To the extend that systems like chat-GPT are valuable, I expect we'll have open ...

wuiheerfoj · on Nov 8, 2023

Retrospectively, a lot of the comments you made could also have been said of Google search as it was taking off (open source alternative, SETI-like distributed version, copyright on data being the only blocker), but that didn’t come to pass.

Granted the internet and big tech was young then, and maybe we won’t make the same mistakes twice, but I wouldn’t bet the farm on it

xeckr · on Nov 8, 2023

>distributed training networks

Now that's an idea. One bottleneck might be a limit on just how much you can parallelize training, though.

Aeolos · on Nov 8, 2023

There's a ton of work in this area, and the reality is... it doesn't work for LLMs.

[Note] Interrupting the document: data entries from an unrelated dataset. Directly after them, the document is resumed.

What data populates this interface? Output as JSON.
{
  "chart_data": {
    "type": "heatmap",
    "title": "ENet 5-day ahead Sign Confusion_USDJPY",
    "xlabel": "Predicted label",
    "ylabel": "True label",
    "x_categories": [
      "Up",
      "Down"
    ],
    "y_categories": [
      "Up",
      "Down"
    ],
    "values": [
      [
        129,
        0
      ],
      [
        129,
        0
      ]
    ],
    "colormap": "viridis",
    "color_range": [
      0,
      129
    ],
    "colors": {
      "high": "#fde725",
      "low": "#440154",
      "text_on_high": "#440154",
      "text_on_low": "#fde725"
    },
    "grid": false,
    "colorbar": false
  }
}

Moving from 900GB/sec GPU memory bandwidth with infiniband interconnects between nodes to 0.01-0.1GB/sec over the internet is brutal (1000x to 10000x slower...) This works for simple image classifiers, but I've never seen anything like a large language model be trained in a meaningful amount of time this way.

resters · on Nov 8, 2023

Maybe there is a way to train a neural network in a distributed way by training subsets of it and then connecting the aggregated weight changes to adjacent network segments. It wouldn't recover 1000x interconnect slowdowns, but might still be useful depending on the topology of the network.